Opinion
03-31-2017
White & Case LLP, New York City (Louis O'Neill, Martin Sawyer and Christopher Volpe of counsel), and Center for Appellate Litigation, New York City (Robert S. Dean and Katharine Skolnick of counsel), for appellant. Cyrus R. Vance, Jr., District Attorney, New York City (Jon Krois of counsel), for respondent.
White & Case LLP, New York City (Louis O'Neill, Martin Sawyer and Christopher Volpe of counsel), and Center for Appellate Litigation, New York City (Robert S. Dean and Katharine Skolnick of counsel), for appellant.
Cyrus R. Vance, Jr., District Attorney, New York City (Jon Krois of counsel), for respondent.

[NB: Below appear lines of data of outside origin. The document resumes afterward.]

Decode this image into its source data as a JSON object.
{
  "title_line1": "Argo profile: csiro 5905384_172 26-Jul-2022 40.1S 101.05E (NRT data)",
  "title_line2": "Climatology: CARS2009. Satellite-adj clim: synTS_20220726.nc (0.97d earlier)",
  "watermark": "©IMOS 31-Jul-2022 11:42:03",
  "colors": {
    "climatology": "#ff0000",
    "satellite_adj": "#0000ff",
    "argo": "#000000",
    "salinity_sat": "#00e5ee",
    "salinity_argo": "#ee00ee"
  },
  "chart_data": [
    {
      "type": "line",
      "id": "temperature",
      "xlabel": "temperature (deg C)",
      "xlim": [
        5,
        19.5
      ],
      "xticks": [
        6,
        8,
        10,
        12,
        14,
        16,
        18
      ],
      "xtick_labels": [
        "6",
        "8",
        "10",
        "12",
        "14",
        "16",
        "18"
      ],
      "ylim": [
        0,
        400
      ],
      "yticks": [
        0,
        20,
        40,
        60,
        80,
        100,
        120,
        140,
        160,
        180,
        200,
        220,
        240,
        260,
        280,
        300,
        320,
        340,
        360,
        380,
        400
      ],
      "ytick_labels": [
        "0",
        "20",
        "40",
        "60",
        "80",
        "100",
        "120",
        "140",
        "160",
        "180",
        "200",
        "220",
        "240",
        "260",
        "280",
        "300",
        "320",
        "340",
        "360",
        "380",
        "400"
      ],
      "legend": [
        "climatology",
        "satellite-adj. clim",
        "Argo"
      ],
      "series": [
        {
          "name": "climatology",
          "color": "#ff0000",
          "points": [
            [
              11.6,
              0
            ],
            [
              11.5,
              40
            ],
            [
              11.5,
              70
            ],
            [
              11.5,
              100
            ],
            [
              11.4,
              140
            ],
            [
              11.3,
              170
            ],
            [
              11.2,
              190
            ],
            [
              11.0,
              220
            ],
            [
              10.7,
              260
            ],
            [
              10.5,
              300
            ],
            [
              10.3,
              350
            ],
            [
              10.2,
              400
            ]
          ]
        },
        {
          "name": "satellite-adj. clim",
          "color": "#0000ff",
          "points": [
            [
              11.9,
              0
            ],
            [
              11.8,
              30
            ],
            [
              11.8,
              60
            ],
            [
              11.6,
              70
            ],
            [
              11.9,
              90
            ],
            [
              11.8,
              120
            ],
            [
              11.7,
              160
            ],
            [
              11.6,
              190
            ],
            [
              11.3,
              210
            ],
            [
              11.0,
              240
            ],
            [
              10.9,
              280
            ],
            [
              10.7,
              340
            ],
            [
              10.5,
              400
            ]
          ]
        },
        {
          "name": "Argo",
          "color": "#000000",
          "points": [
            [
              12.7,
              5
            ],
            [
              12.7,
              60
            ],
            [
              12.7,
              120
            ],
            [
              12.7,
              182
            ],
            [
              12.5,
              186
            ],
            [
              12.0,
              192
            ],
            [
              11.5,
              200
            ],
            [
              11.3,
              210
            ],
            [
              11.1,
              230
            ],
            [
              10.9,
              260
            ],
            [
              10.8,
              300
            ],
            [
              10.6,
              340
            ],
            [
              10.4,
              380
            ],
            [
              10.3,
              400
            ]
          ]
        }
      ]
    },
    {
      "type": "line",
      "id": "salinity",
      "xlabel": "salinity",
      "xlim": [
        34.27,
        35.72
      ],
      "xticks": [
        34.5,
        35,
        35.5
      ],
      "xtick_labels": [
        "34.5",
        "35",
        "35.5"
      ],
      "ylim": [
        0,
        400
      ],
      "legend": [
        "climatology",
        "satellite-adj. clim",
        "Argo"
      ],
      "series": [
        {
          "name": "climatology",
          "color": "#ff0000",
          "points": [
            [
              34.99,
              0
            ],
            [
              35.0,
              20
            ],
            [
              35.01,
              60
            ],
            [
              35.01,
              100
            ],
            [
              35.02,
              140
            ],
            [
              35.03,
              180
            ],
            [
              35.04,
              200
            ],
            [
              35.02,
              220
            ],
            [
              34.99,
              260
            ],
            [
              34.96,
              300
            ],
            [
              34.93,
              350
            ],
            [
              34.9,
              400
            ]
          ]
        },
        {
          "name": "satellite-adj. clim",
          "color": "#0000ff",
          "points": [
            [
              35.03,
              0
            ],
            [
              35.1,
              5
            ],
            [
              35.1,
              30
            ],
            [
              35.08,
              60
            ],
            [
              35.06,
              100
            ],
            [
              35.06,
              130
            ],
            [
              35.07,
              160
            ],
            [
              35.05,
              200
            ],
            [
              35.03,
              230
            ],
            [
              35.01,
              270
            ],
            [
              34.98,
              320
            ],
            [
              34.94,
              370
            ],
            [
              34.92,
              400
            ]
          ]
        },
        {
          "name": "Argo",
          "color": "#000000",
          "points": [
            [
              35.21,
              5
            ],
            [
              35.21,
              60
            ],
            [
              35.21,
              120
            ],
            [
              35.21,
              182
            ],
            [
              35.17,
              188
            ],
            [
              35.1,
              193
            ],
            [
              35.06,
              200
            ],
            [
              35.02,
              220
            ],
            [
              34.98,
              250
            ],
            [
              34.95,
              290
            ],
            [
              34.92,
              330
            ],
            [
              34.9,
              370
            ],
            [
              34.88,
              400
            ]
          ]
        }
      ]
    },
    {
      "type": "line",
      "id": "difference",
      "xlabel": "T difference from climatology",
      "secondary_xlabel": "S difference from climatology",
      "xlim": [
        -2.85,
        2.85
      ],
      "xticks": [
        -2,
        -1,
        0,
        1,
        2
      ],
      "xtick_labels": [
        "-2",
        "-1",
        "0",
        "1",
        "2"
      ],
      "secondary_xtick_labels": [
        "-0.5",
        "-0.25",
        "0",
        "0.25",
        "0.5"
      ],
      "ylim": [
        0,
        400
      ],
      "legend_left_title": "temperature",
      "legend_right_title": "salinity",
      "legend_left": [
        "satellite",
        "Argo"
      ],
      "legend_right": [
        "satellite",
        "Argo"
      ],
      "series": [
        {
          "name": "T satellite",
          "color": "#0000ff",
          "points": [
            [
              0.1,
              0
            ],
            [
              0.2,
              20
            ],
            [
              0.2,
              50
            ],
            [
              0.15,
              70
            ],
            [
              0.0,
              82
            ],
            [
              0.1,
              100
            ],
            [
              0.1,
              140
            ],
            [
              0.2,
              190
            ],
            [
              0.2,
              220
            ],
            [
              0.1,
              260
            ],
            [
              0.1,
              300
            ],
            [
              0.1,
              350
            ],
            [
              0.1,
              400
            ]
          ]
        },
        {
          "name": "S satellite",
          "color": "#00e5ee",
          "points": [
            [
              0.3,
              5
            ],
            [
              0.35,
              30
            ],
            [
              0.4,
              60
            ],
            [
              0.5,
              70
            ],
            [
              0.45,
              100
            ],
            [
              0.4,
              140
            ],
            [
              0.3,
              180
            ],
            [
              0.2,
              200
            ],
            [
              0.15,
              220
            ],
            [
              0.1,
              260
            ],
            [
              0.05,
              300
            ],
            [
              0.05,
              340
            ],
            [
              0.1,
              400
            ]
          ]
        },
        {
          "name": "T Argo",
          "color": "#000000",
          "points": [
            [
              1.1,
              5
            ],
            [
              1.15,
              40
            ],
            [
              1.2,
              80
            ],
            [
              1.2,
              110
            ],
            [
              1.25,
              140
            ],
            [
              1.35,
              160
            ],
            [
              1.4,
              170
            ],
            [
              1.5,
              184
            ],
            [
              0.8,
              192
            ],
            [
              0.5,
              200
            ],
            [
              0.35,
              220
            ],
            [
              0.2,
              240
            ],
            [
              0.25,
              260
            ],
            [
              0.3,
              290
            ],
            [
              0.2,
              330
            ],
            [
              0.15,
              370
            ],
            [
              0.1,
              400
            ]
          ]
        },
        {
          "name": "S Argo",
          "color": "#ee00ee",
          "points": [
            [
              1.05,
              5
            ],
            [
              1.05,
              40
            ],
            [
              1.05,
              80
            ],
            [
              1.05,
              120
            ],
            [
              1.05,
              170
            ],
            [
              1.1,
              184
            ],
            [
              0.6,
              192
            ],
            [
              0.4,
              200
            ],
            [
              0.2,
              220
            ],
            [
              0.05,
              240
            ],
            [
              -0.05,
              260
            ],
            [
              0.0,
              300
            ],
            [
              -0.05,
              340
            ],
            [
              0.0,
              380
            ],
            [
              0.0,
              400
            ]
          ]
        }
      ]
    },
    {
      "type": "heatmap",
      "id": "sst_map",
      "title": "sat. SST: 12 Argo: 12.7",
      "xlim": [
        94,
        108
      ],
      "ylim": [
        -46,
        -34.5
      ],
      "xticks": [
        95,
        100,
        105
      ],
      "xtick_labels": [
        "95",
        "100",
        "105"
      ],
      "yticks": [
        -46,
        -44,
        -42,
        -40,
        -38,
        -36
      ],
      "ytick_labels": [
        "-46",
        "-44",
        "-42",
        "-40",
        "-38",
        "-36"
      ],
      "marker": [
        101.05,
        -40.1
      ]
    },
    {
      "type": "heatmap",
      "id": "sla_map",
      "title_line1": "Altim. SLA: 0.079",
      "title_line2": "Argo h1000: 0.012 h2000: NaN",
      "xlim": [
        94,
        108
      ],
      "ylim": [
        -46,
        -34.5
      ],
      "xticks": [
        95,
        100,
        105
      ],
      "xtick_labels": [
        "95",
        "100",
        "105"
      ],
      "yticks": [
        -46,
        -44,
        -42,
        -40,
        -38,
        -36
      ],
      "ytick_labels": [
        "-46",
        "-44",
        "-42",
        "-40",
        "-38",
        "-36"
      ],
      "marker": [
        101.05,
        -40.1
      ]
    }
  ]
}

PRESENT: SCHOENFELD, J.P., SHULMAN, LING–COHAN, JJ.
PER CURIAM.
Judgment of conviction (Felicia A. Mennin, J.), rendered November 23, 2015, affirmed.
Penal Law § 240.35(6) prohibits one from loitering or remaining in a transportation facility, unless specifically authorized to do so, "for the purpose of soliciting or engaging in any business, trade or commercial transactions involving the sale of merchandise or services, or for the purpose of entertaining persons by singing, dancing or playing any musical instrument." The underlying accusatory instrument charged defendant with violating Penal Law § 240.35(6), based on allegations that, at a specified date, time and subway station, he approached a New York City police officer and, without permission or authority, offered to sell, and sold, a Metrocard to the officer in exchange for four dollars.
We reject defendant's claim that Penal Law § 240.35(6) is unconstitutionally vague (see People v. Stuart, 100 N.Y.2d 412, 421–425, 765 N.Y.S.2d 1, 797 N.E.2d 28 [2003] ). The statute is "sufficiently definite to give a person of ordinary intelligence fair notice that his contemplated conduct is forbidden by the statute," and also provides "explicit standards for those who apply them so as to avoid resolution on an ad hoc and subjective basis, with the attendant dangers of arbitrary and discriminatory application" (People v. Nelson, 69 N.Y.2d 302, 307, 514 N.Y.S.2d 197, 506 N.E.2d 907 [1987] [internal quotation marks and citations omitted] ).
Nor is the statute inherently contradictory because, according to defendant, it proscribed loitering with a specific purpose. To the contrary, the Court of Appeals considers the prohibition of loitering for a particular purpose to be a hallmark of constitutionality, not an infirmity, because a statute that prohibits loitering, without more, is unconstitutionally vague (see People v. Bright, 71 N.Y.2d 376, 383, 526 N.Y.S.2d 66, 520 N.E.2d 1355 [1988] ; People v. Berck, 32 N.Y.2d 567, 571, 347 N.Y.S.2d 33, 300 N.E.2d 411 [1973], cert. denied 414 U.S. 1093, 94 S.Ct. 724, 38 L.Ed.2d 550 [1973] ).
Indeed, the loitering statutes that the Court of Appeals has upheld against attacks on the ground of vagueness were sustained precisely because they prohibited loitering for a specific purpose or loitering in a specific place of restricted public access (see e.g., People v. Smith, 44 N.Y.2d 613, 620, 407 N.Y.S.2d 462, 378 N.E.2d 1032 [1978] [upholding statute banning loitering for the purpose of prostitution]; People v. Pagnotta, 25 N.Y.2d 333, 337–340, 305 N.Y.S.2d 484, 253 N.E.2d 202 [1969] [upholding statute banning loitering for the purpose of using narcotics]; People v. Johnson, 6 N.Y.2d 549, 552, 190 N.Y.S.2d 694, 161 N.E.2d 9 [1959] [upholding statute banning loitering on school grounds] ).